Play of the game: Carter Capps managed to pitch himself into a jam and pitch himself right out of it. With the Mariners up 4-2, the hard-throwing Capps gave up back-to-back singles to start the eighth inning, putting runners on first and third. And there they stayed. Capps struck out the next three hitters to end the threat.

Who was hot: Justin Smoak again? Yes, again. The big first baseman ripped an opposite field RBI double to left-center in the third inning off of Cain to score Casper Wells, who led off the inning with a double. In his final at-bat, Smoak — batting right-handed against lefty Dan Runzler — bounced a ball up the middle for an infield single. He’s hitting .583 this spring.

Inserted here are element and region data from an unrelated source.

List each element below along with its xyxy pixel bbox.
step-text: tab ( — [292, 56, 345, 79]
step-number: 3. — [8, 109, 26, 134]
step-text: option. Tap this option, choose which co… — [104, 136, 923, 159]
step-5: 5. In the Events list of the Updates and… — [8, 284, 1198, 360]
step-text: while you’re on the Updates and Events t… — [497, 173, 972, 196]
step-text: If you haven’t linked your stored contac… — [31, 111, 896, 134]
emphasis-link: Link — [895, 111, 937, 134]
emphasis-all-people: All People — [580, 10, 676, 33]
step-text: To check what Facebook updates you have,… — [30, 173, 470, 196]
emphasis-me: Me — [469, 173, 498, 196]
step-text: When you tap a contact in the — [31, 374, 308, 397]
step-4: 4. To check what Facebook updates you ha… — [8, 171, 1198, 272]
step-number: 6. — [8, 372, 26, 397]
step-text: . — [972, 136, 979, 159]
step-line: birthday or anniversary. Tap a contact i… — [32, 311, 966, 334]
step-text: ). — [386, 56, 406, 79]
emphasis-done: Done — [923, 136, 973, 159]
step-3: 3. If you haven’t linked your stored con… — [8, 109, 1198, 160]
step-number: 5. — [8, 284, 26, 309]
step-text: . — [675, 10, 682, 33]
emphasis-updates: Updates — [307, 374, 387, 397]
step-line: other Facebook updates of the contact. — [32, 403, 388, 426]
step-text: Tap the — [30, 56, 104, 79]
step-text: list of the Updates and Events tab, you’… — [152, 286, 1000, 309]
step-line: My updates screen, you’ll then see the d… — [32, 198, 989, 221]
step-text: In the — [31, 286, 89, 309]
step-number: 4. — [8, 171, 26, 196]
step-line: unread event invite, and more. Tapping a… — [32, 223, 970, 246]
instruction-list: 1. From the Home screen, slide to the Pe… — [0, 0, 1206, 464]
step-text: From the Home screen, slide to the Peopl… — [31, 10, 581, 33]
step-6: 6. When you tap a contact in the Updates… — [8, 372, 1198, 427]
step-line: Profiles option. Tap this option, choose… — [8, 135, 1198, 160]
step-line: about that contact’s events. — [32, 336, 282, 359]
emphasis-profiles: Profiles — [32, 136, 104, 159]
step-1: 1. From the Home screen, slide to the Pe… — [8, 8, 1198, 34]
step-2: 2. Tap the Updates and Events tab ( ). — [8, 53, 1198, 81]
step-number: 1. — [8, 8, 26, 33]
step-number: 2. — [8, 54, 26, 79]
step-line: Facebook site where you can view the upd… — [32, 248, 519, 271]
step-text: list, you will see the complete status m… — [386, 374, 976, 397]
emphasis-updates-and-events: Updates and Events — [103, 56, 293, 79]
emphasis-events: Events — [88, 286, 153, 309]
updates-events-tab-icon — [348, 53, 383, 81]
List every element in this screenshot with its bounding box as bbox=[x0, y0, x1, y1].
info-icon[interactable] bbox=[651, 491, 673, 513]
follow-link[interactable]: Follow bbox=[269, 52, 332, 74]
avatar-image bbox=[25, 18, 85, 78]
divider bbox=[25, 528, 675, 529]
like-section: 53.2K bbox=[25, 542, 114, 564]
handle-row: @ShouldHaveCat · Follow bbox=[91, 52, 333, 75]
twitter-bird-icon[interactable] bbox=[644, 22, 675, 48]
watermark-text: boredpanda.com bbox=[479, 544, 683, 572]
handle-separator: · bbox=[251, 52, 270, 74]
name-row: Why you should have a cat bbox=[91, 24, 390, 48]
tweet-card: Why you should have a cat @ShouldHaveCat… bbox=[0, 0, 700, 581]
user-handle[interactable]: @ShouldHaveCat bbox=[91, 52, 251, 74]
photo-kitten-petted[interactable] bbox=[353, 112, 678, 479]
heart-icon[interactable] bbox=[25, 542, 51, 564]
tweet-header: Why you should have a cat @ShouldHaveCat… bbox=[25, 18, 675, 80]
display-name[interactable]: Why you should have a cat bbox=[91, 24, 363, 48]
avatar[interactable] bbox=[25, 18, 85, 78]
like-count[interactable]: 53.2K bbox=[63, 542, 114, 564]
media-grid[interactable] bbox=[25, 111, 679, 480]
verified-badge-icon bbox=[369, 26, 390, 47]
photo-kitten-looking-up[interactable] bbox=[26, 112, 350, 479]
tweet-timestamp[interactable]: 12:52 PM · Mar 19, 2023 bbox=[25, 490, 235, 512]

Who was not: Reliever Yoervis Medina had an interesting ninth inning. Brought on to protect Seattle’s 4-2 lead, Medina couldn’t throw strikes with his fastball. He still managed to get the first two outs of the inning. Then, things got interesting. He gave up a single to Nick Noonan and an RBI double to Cole Gillespie. But with the tying run on second, Medina got Gary Brown to fly out to end the game.

Quotable: “Felix threw the ball great (during live batting practice). In regard to what we were hoping to see, and what he looked like, it was fantastic. A lot of life, good arm action, good command, it was strong.” — Mariners manager Eric Wedge on Felix Hernandez.

On tap: Talented left-handed pitching prospect James Paxton will make his first Cactus League start today at 12:05 p.m. (PST) as the Mariners return to Peoria to face the Texas Rangers. Also scheduled to pitch are Brandon Maurer, Stephen Pryor and Bobby LaFromboise. The Rangers will start left-hander Randy Wells.